To derive cell state annotations, we performed graph-based leiden clustering across different resolutions (from 0.5 to 20). We found that unbiased metrics to select the optimal number of clusters such as the silhouette score were highly correlated with the number of clusters and inappropriate for use. Instead, we employed a flexible cluster assignment approach, wherein leiden clusters assigned at different resolutions were evaluated for their concordance with biological priors and assigned as specific cell states accordingly, with boundaries between cell states being informed by this prior information. These priors were dependent on the specific lineage being annotated:
● For differentiated cell populations including T cells, NK cells, B cells, Plasma cells, stromal cells, megakaryocytes, eosinophil/basophil/mast cells, pDCs, and cDCs, we leveraged existing annotations from bulk Bone Marrow references including Hay et al (Exp Heme 2018), Seurat Azimuth (Cell 2021), Granja et al (Nat Biotech 2019), and van Galen et al (Cell 2019).
● For Hematopoietic stem and progenitor cell populations (HSPCs), we performed SingleR scoring from a bulk RNA-seq reference dataset from stringently purified HSPC populations (Xie et al, Blood Cancer Discov 2021) alongside AUCell scoring of gene expression signatures of quiescent and activated HSCs (Garcia-Prat et al, Cell Stem Cell 2021). HSPC population annotations were also refined based on external scRNA-seq validation datasets of sorted HSPCs and an in-house dataset of sorted immunophenotypic LT-HSCs.
● For populations along B cell development, we performed SingleR scoring from an in-house bulk RNA-seq reference dataset (Iacobucci et al, Nat Cancer 2025) from purified B cell precursors (CLP: CD34+CD38+CD10+CD19-; Pre-Pro-B: CD34+CD38+CD10-CD19+; Pro-B: CD34+CD38+CD10+CD19+; Pre-B: CD34-CD38+CD10+CD19+; Mature B) and utilized previously reported marker genes across stages of B cell development.
● For populations along erythroid development, we performed SingleR scoring from a bulk RNA-seq reference dataset (An et al, Blood 2014) with purified erythroid populations (Pro-Erythroblast, Basophilic Erythroblast, Polychromatic Erythroblast, Orthochromatic Erythroblast), and utilized previously reported marker genes across stages of erythroid development.
● Established bulk RNA-seq profiles from sorted human populations between GMP and Monocytes or cDCs are not available, with the primary basis of these populations (e.g. early and late pro-monocytes) being morphological.
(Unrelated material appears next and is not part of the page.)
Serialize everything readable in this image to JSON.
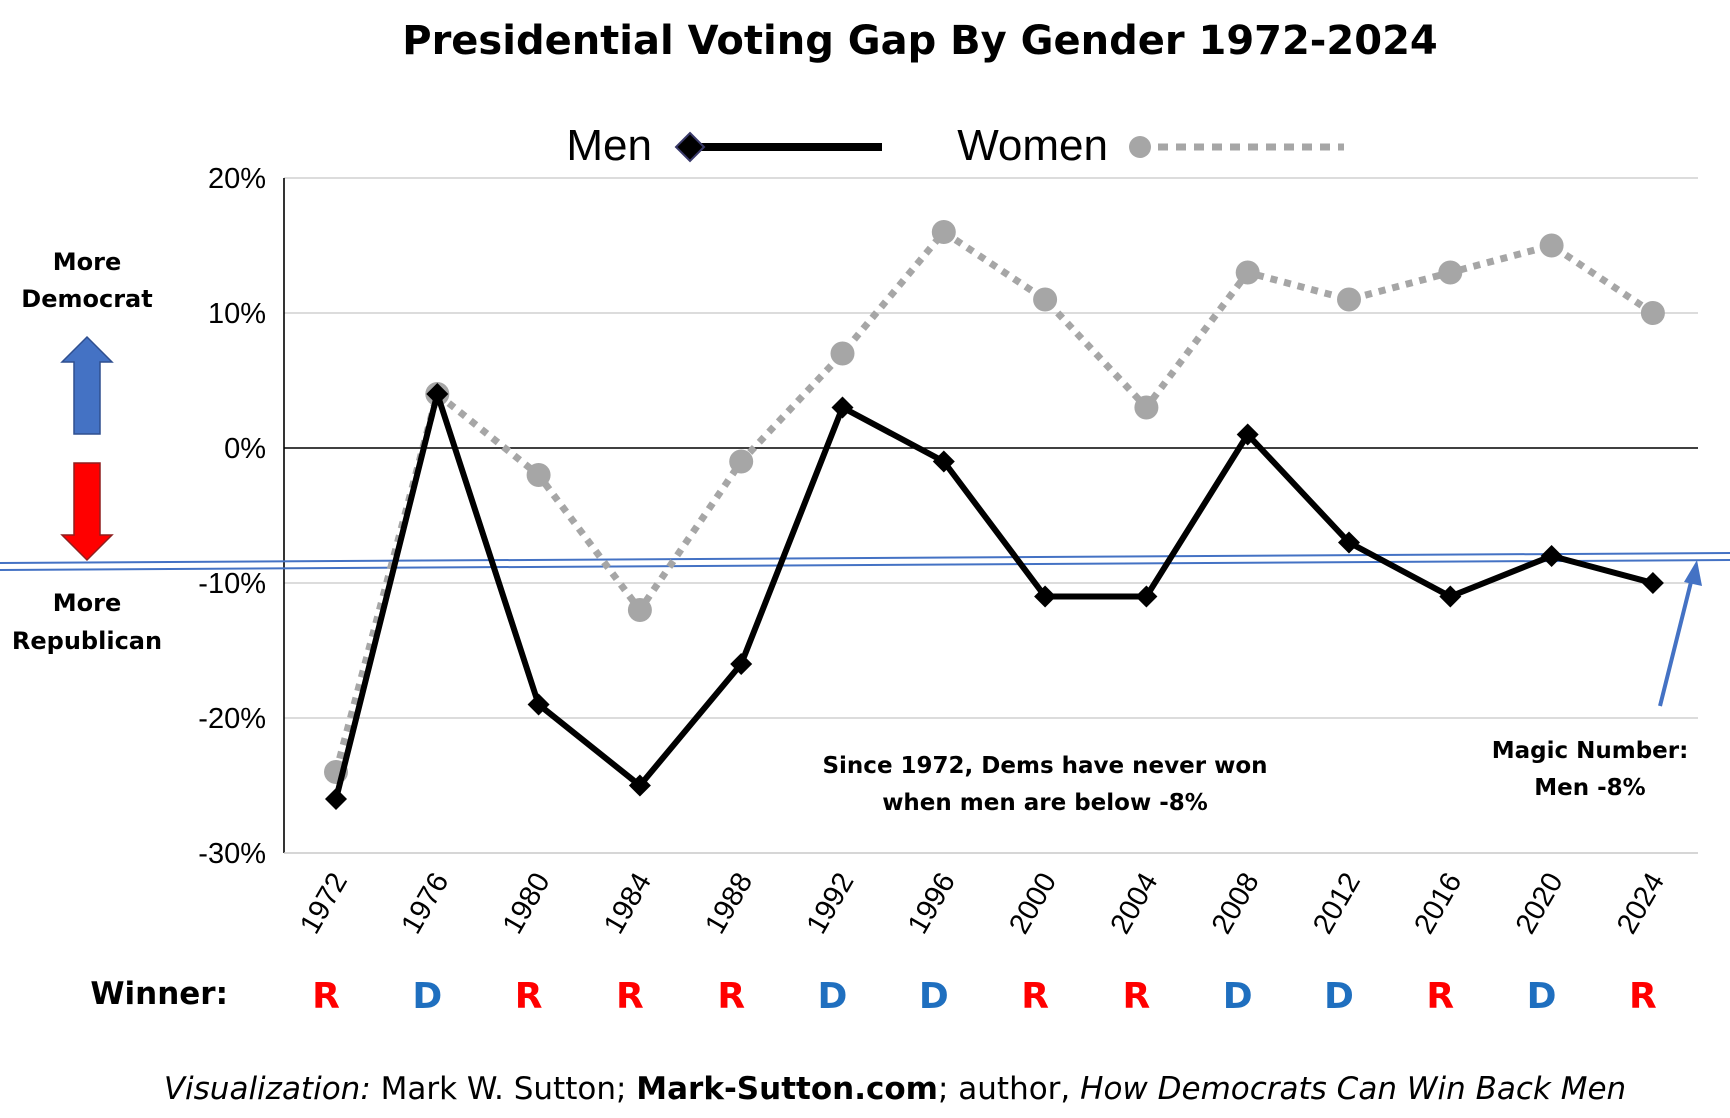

Given the absence of clear ground truth reference profiles, we placed an emphasis on existing transcriptional annotations of myeloid development, evaluating the labels from Granja et al (Nat Biotech 2019) and projecting labeled BM data from van Galen et al (Cell 2019).
● As an additional layer of validation, whole transcriptome + Abseq single cell profiles from Triana et al (Nat Immunol 2021) were projected onto the reference map to evaluate the concordance between assigned cell types and surface marker profiles.